Sigmund Freud’s Psychoanalytical Lens: Allegorical Reflections on Shakespeare’s Selected Poetry
Keywords:
Death, Desires, Ego, Id, Identity, Superego, Psychic.Abstract
This paper centers Sigmund’s Freud’s psychoanalytical notion of id, ego and superego to unearth the philosophical interconnectedness with regards to consciousness, employing The Phoenix and the Turtle by William Shakespeare as an interpretative lens. Freud’s ideals maintain that id drives primal instincts, ego operates based on the reality principle while the superego is the enforcer of moral and societal ideals often resulting in psychic disintegration.

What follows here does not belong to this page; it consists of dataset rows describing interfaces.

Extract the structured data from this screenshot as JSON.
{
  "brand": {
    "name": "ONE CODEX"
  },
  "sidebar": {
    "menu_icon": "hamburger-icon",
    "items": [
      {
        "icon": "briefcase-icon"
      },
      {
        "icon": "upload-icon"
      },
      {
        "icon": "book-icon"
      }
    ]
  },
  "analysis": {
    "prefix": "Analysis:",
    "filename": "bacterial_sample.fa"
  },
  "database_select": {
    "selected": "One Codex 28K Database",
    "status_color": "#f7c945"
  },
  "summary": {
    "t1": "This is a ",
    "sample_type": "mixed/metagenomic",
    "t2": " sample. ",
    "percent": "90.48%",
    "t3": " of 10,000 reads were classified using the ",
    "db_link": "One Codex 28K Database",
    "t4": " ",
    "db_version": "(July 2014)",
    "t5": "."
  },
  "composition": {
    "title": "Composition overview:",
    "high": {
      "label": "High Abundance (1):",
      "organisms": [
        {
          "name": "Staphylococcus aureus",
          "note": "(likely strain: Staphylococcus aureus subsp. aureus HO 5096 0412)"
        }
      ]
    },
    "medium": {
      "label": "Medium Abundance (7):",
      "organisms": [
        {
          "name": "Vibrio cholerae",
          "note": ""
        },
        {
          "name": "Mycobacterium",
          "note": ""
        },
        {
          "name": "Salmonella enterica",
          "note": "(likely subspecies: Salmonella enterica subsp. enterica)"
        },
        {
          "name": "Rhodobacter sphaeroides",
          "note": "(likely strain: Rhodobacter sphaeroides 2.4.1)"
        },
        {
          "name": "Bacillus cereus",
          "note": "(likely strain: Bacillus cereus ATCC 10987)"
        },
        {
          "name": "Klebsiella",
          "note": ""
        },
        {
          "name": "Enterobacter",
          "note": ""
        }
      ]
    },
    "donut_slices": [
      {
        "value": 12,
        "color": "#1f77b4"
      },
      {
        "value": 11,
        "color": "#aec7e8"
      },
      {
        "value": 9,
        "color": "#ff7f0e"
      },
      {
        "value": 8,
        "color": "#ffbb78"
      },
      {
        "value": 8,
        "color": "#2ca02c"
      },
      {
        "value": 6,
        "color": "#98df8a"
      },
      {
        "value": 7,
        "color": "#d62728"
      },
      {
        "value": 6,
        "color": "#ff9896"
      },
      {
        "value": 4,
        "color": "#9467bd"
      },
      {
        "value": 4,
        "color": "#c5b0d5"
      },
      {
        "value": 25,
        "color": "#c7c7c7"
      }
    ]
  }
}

The investigation posits that these tensions ultimately culminate in the degeneration of identity and raises questions about the unconscious. Utilizing The Ego and the Id (1923), the paper examines numerous Freudian interpretations of the poem particularly the unconscious desires and death. The allegorical figures in ‘The Phoenix and the Turtle’ presents a wholesome albeit self-annihilating love provides an apt narrative blueprint: the phoenix represents id’s primitive impulses; the turtle reflects the superego’s romanticized devoutness whilst the ego imitates their futile bond. Adopting a philosophical basis, the study employs abstract reasoning to unearth how Freud’s framework connects to the symbolic structure present in the poem, supplemented by a close investigation. Findings reveal a deep rooted connection between the Freudian tripartite structure and the psychic as revealed in the disintegration of identity through the poem’s examination.